TigerBlog is part of a four-person text group that plays Wordle every morning.
If you like puzzles and haven't played Wordle, then you should start immediately. Basically, you get six chances to guess a five-letter word, and with each guess, you're told if 1) the letters you selected are in the final word and 2) if they are in the right spot in the final word.
In TB's group, the person who gets the word in the fewest guesses chooses the starting word for the next day. If there's a tie, then the person who has gone the longest without choosing gets to do so.
TB, by the way, is the only person in the group who has actually met the other three. Intriguing, no? Well, not really. One of the other three is Miss Blog. There's also her dear friend Jen, as well as TB's longtime friend and University colleague Dan Day.
Last week, one of the starting words was "enure." TigerBlog had no idea this was a word, but it actually is. Its definition: (legal term) to come into operation; to take place, have effect; to be available; to be applied (to the use or benefit of a person).TigerBlog had the opportunity to choose the starting word Sunday. In honor of the Super Bowl, he came up with something different: If the 49ers won, the starting word would be "Brock;" if the Chiefs won, the starting word would be "Swift."

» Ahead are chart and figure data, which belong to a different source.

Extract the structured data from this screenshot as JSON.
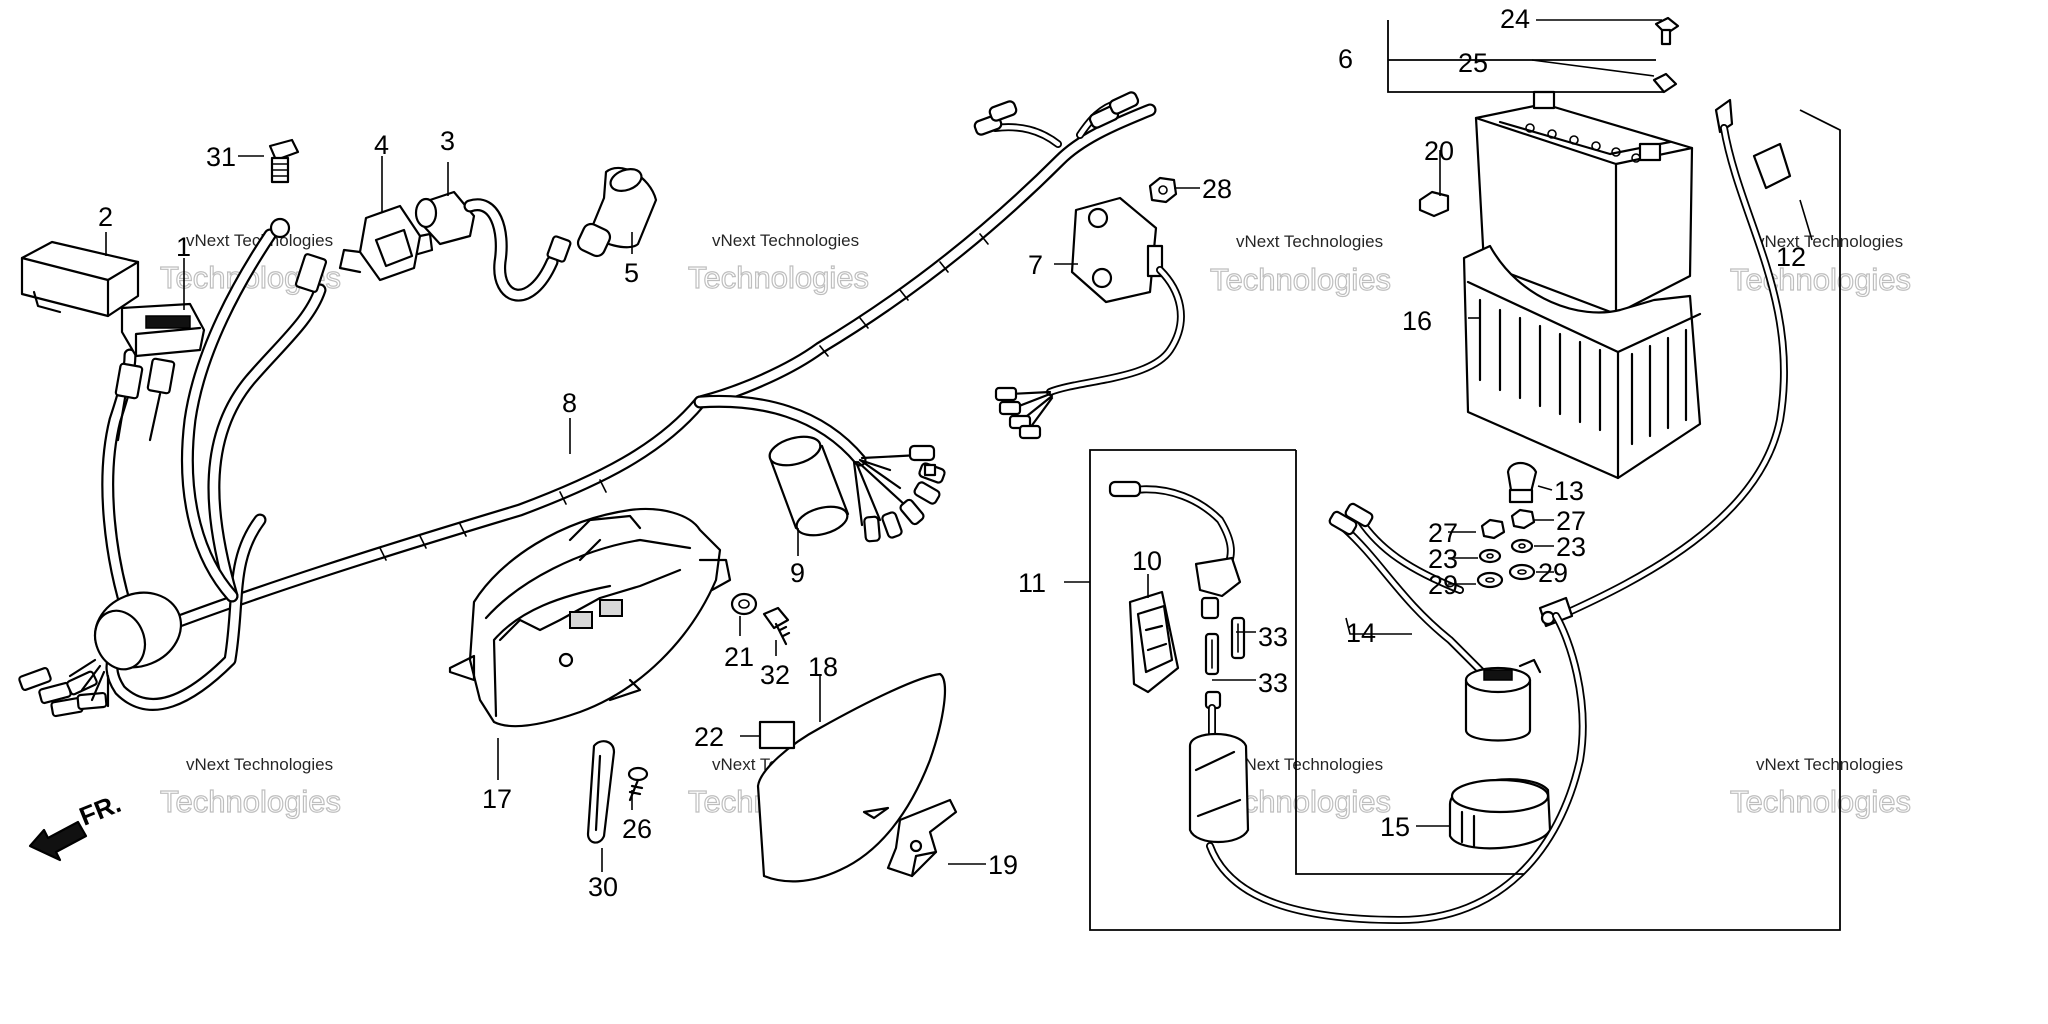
{
  "diagram": {
    "direction_label": "FR.",
    "watermark": {
      "line1": "vNext Technologies",
      "line2": "Technologies"
    },
    "callouts": {
      "c1": "1",
      "c2": "2",
      "c3": "3",
      "c4": "4",
      "c5": "5",
      "c6": "6",
      "c7": "7",
      "c8": "8",
      "c9": "9",
      "c10": "10",
      "c11": "11",
      "c12": "12",
      "c13": "13",
      "c14": "14",
      "c15": "15",
      "c16": "16",
      "c17": "17",
      "c18": "18",
      "c19": "19",
      "c20": "20",
      "c21": "21",
      "c22": "22",
      "c23a": "23",
      "c23b": "23",
      "c24": "24",
      "c25": "25",
      "c26": "26",
      "c27a": "27",
      "c27b": "27",
      "c28": "28",
      "c29a": "29",
      "c29b": "29",
      "c30": "30",
      "c31": "31",
      "c32": "32",
      "c33a": "33",
      "c33b": "33"
    }
  }
}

Anyway, it was "Swift." TigerBlog won't spend a lot of time on the Super Bowl, but he will say this:
* the last 30 minutes of the 4.5 hour game were very dramatic, obviously; other than that, it was a sloppy game that happened to be close
* the fact that the Niners kicker missed an extra point had exactly zero impact on the way the game turned out
* the only good part of any commercial was Matt Damon's role in the Ben Afleck one; the rest seemed to have been cut from the "find a celebrity, any celebrity, and then nobody cares how stupid the actual content is" mold
* you have to know the rules
* TB believes that Tony Romo isn't as bad as most people seem to think, and he enjoys listening to him as much as any other color commentator since John Madden (nobody will ever be better)
* and last but not least, never, ever, ever, ever doubt Pat Mahomes with the game on the line
By the way, today's group Wordle starting word was "puppy," and TB got it in four,
while everyone else got it in fifve. What should tomorrow's word be? How about "three," as in the number of Ivy League championships Princeton won this past weekend.
TigerBlog was in his office on Jadwin's E Level Saturday afternoon just in time to see the end of the fourth game of the final match of Princeton's men's squash match against Penn. He would have gone up two flights to watch it, but the gallery was just packed.
Instead, he watched the stream, and he turned it on at the right moment. Princeton and Penn were tied at 4-4, and the No. 1 match was going to decide the winner. If Penn won, it would have the outright Ivy championship. If Princeton won, then the teams would share the championship.
For a little background, this would be the final day of squash competition in Jadwin Gym's history, since the teams are moving across the lake to a new squash center next season. Also, Penn had won four of the first five matches completed (Zain Ahmed at No. 8 had given Princeton its only win in those first five), which meant Princeton had to go 4 for 4 from then on to win.
Avi Agarwal finished off a 3-0 win for the Tigers at No. 6, making it 4-2. Gordon Lam at No. 9 finished off his match in four games, winning the final two to make it 4-3.
Ahmed Hussein won a grueling five-game match at No. 4, taking the final game 12-10. Now it was even.
The No. 1 match was between Princeton's Karim Elbarbary and Penn's Salman Khalil. Elbarbary won the first two games 11-7 and 11-3. Khalil came back with an 11-3 win and then an 11-9 win. Now it was one game to decide it all.
The two went back and forth in a tense, emotional fifth game. In the end, it was Elbarbary 11-9, and it was Princeton 5-4.
The other two Ivy titles came Sunday, in men's and women's fencing at the Ivy round-robin at Columbia. To show you how good Ivy fencing is, both the men's side and women's side ended in three-way ties, with very little to separate any of the top teams.
On the men's side, Princeton got its first championship since 2017. The Tigers lost 15-12 to Harvard, who lost 15-12 to Columbia, who lost 15-12 to Princeton. That's about as even as it gets.
Then there's the women. Princeton lost to Penn 14-13, but Penn lost to Columbia 14-13 as well. Princeton beat Columbia 16-11.